Capitalization Rate (Cap Rate)

Cap rate is a real estate metric that expresses a property's net operating income (NOI) as a percentage of its purchase price — used to evaluate income-producing properties and relevant to SBA 504 buyers and commercial real estate investors.

The capitalization rate (cap rate) formula is: Cap Rate = Net Operating Income (NOI) / Property Value. NOI = gross rental income minus operating expenses (taxes, insurance, management, maintenance, utilities, vacancy allowance) but before debt service and depreciation. If a property has $120,000 NOI and trades at $1,500,000, the cap rate is 8%. Cap rate serves two functions: (1) as a valuation metric — comparing a property's income yield to market cap rates for similar assets; (2) as a risk measure — lower cap rates indicate higher prices relative to income (lower yield, more expensive market, less risk), while higher cap rates signal more risk or less desirable locations. In major coastal markets, multifamily cap rates may be 4-5%; in secondary Midwest markets, 7-9% for comparable properties. For SBA 504 and conventional commercial real estate loans, lenders use cap rate analysis alongside DSCR to evaluate the property's income adequacy. A property bought at a 5% cap rate with debt at 7% is immediately cash-flow negative (negative leverage). Understanding the relationship between cap rate and debt cost is fundamental to commercial real estate underwriting.

Examples

Frequently asked questions

What is a good cap rate for a commercial real estate investment?

It depends entirely on market, asset class, and your financing rate. A 7% cap rate in a 7% interest rate environment may be neutral. A 7% cap rate when you can borrow at 5.5% produces positive leverage. Generally: lower cap rates = more expensive, more desirable markets; higher cap rates = secondary markets, higher risk, or distressed situations. There is no universal 'good' cap rate without context.

Does cap rate include mortgage payments?

No. Cap rate is calculated before debt service. It reflects the property's operating yield on an unlevered basis. To account for financing, use cash-on-cash return (levered yield), which divides annual cash flow after debt service by the equity invested.

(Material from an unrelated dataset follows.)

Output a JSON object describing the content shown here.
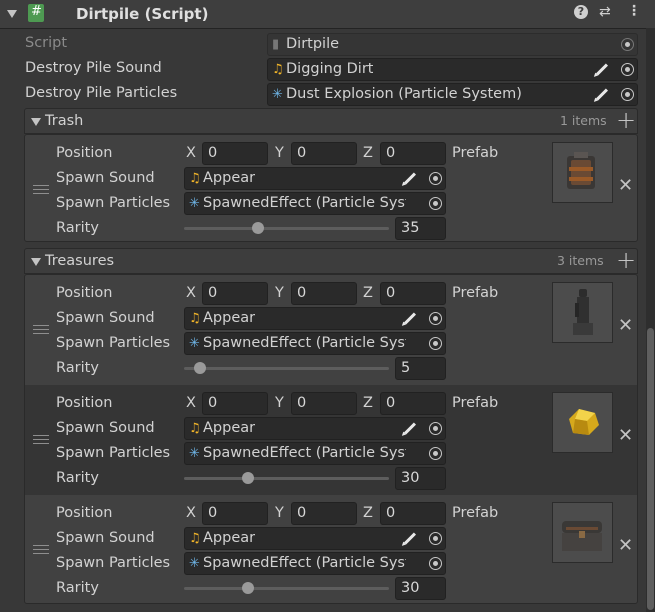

How is cap rate used in SBA 504 loans?

SBA 504 lenders evaluate whether the property's NOI supports the proposed debt service. If the cap rate is significantly below the 504 blended interest rate, the property will be cash-flow negative from day one — which may not be acceptable unless the business occupying the building generates sufficient other income to cover the shortfall. Owner-occupied buildings often have this structure by design.